In Russia, March 8thhas been turned into a caricature of what it was originally meant to be. It’s the one day in the year when women are given flowers and champagne, only to return to work the next day to face workplace harassment, discriminatory wages and high levels of domestic violence, recently decriminalized by the Putin government. But as Aiten Yakubova explained when intervened on Radio Svoboda (Radio Liberty) – “8thMarch is the day of women’s struggle for their rights, and not as they keep telling us the day of beauty, femininity, tenderness and so on. We want to return its original meaning. We think the day is ideally suited to return to political struggle, to propose our specific demands to improve the position of women in society. On 6thMarch, the last working day, we are calling on all to participate in a one-hour protest strike. We are socialists and understand well that a strike is a powerful instrument which allows us to highlight our problems”.




She went on to outline the demands of the protest: to fight against domestic violence, against sexism at work and in the universities, for equal pay at work and in student grants - for a minimum of 300 rubles an hour in work and 15000 rubles a month grant. We also demand a change in the law of the domestic violence and crisis centres built in every region at state expense.




There was no expectation that the strike would have a mass character, but the call raised the confidence of activists across the country to take time out from work or study to explain to their colleagues and the wider public the problems they face and to organise. SFA supplied ample posters and leaflets to use in the process.

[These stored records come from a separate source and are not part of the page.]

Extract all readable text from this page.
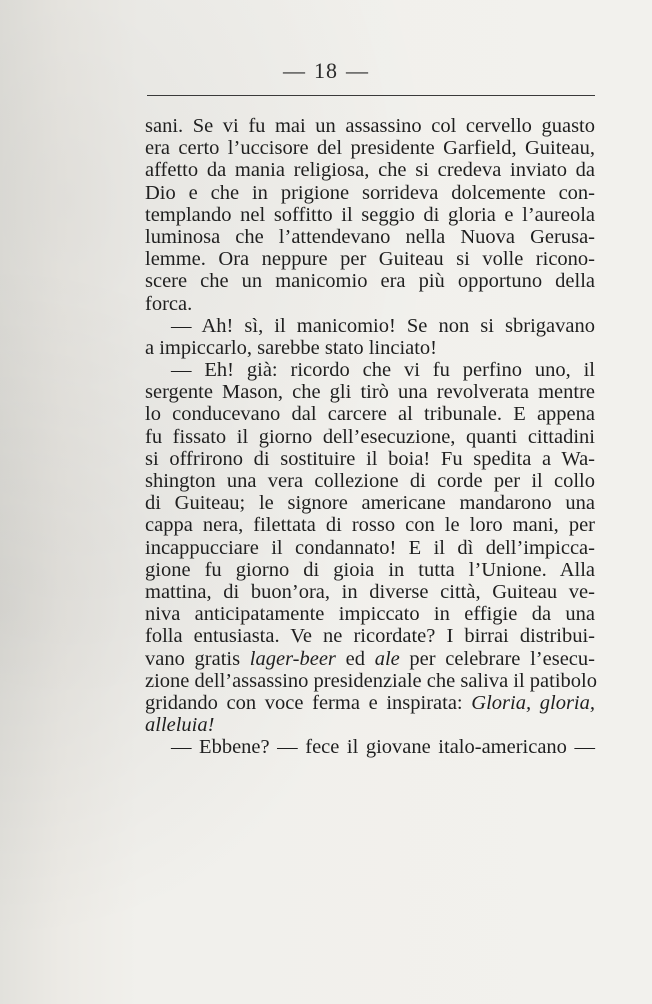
— 18 —
sani. Se vi fu mai un assassino col cervello guasto
era certo l’uccisore del presidente Garfield, Guiteau,
affetto da mania religiosa, che si credeva inviato da
Dio e che in prigione sorrideva dolcemente con-
templando nel soffitto il seggio di gloria e l’aureola
luminosa che l’attendevano nella Nuova Gerusa-
lemme. Ora neppure per Guiteau si volle ricono-
scere che un manicomio era più opportuno della
forca.
— Ah! sì, il manicomio! Se non si sbrigavano
a impiccarlo, sarebbe stato linciato!
— Eh! già: ricordo che vi fu perfino uno, il
sergente Mason, che gli tirò una revolverata mentre
lo conducevano dal carcere al tribunale. E appena
fu fissato il giorno dell’esecuzione, quanti cittadini
si offrirono di sostituire il boia! Fu spedita a Wa-
shington una vera collezione di corde per il collo
di Guiteau; le signore americane mandarono una
cappa nera, filettata di rosso con le loro mani, per
incappucciare il condannato! E il dì dell’impicca-
gione fu giorno di gioia in tutta l’Unione. Alla
mattina, di buon’ora, in diverse città, Guiteau ve-
niva anticipatamente impiccato in effigie da una
folla entusiasta. Ve ne ricordate? I birrai distribui-
vano gratis lager-beer ed ale per celebrare l’esecu-
zione dell’assassino presidenziale che saliva il patibolo
gridando con voce ferma e inspirata: Gloria, gloria,
alleluia!
— Ebbene? — fece il giovane italo-americano —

Particularly important the SFA call was supported, obviously by Socialist Alternative, but also by Community, the newly formed student union, the Independent Trade Union of Journalists and Media Workers and the Moscow University Initiative group. All through the preparations stress was laid on the fact that this was not a strike just of women but of all who stand for women’s rights.



Needless to say, whilst the call obtained reasonable press coverage, it also attracted the attention of the state. In Blagoveshensk in the Far East, rather than spend their time fighting Coronavirus, the police spent the week harassing activists who were planning a picket in the city. In Kaliningrad in the West, activists were also harassed by police and two were hauled away to the police station. In Moscow, “Department E” stepped in to try and prevent any action. Part of the FSB (formerly KGB), Department E was set up supposedly to fight extremism and terrorism. Students at the Russian Humanitarian University were threatened with expulsion if they supported the strike.

Notwithstanding this, action was planned at 11 universities and three schools in Moscow. These include major universities such as Moscow State University where the management decided to occupy the place announced for people to gather as the place where they would hand out flowers to the female students. At the multi-site Higher School of Economics, protests took place in shifts. People at work sent solidarity messages and photographs.



Today’s success will be followed by individual pickets in the city centre on 8thMarch.